For the lifespan of the Psycopg 2.7 cycle, the psycopg2 PyPI package will still contain wheel packages, but starting from Psycopg 2.8 it will become again a source-only package. Starting from Psycopg 2.7.4, if the package is installed as binary from the psycopg2 PyPI entry, a warning will be reported on import:
The psycopg2 wheel package will be renamed from release 2.8; in order to keep installing from binary please use "pip install psycopg2-binary" instead. For details see: </docs/install.html#binary-install-from-pypi>.

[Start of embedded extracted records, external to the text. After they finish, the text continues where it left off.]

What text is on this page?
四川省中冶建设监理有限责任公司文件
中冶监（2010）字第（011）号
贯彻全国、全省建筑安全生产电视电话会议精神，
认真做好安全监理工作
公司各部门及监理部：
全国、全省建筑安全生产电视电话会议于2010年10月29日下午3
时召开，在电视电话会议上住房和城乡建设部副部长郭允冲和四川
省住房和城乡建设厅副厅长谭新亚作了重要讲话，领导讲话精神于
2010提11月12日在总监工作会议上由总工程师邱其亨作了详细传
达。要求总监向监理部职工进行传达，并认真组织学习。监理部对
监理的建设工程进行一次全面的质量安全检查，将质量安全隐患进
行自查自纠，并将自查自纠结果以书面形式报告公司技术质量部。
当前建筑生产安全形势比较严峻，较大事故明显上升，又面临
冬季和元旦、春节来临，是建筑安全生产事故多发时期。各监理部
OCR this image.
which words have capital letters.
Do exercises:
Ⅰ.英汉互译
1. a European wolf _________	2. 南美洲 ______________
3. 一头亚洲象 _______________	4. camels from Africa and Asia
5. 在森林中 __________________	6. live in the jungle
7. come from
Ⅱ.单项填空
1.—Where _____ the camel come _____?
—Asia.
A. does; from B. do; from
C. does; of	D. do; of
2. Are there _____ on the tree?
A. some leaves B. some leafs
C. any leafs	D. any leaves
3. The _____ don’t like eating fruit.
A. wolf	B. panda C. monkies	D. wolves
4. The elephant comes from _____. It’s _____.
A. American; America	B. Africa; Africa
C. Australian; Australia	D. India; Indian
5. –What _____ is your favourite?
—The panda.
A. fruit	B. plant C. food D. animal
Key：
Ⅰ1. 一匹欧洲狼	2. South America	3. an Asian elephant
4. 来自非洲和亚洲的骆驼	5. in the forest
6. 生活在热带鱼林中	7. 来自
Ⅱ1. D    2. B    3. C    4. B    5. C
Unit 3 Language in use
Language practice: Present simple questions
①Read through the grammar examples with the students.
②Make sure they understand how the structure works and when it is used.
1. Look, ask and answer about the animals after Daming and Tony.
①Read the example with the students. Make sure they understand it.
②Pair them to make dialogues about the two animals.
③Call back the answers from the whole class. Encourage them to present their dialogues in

The choices for the users are then two:
- if the program works fine with the Wheel packages, and the convenience of the binary distribution is preferred, it is possible to specify the dependency on the binary package using the psycopg2-binary instead of the psycopg2 PyPI package. No change to the program code is needed;
- if there are concerns about the unreliability of the Wheels package, it is advised to force installation from source. This requires the presence of build tools and runtime libraries on the client, but again it requires no change to the code.
We hope this solution will suggest the default use of a reliable version of the library, while still allowing the convenience of a dependencies-free package. Feedback is welcome on the mailing list.
Other changes in this version
- Convert fields names into valid Python identifiers in NamedTupleCursor (ticket #211).
- Fixed Solaris 10 support (ticket #532).
- cursor.mogrify() can be called on closed cursors (ticket #579).
- Fixed setting session characteristics in corner cases on autocommit connections (ticket #580).
- Fixed MinTimeLoggingCursor on Python 3 (ticket #609).
- Fixed parsing of array of points as floats (ticket #613).
- Fixed __libpq_version__ building with libpq >= 10.1 (ticket 632).
- Fixed rowcount after executemany() with RETURNING statements (ticket 633).
- Fixed compatibility problem with pypy3 (ticket #649).
- Wheel packages compiled against PostgreSQL 10.1 libpq and OpenSSL 1.0.2n.
- Wheel packages for Python 2.6 no more available (support dropped from wheel building infrastructure).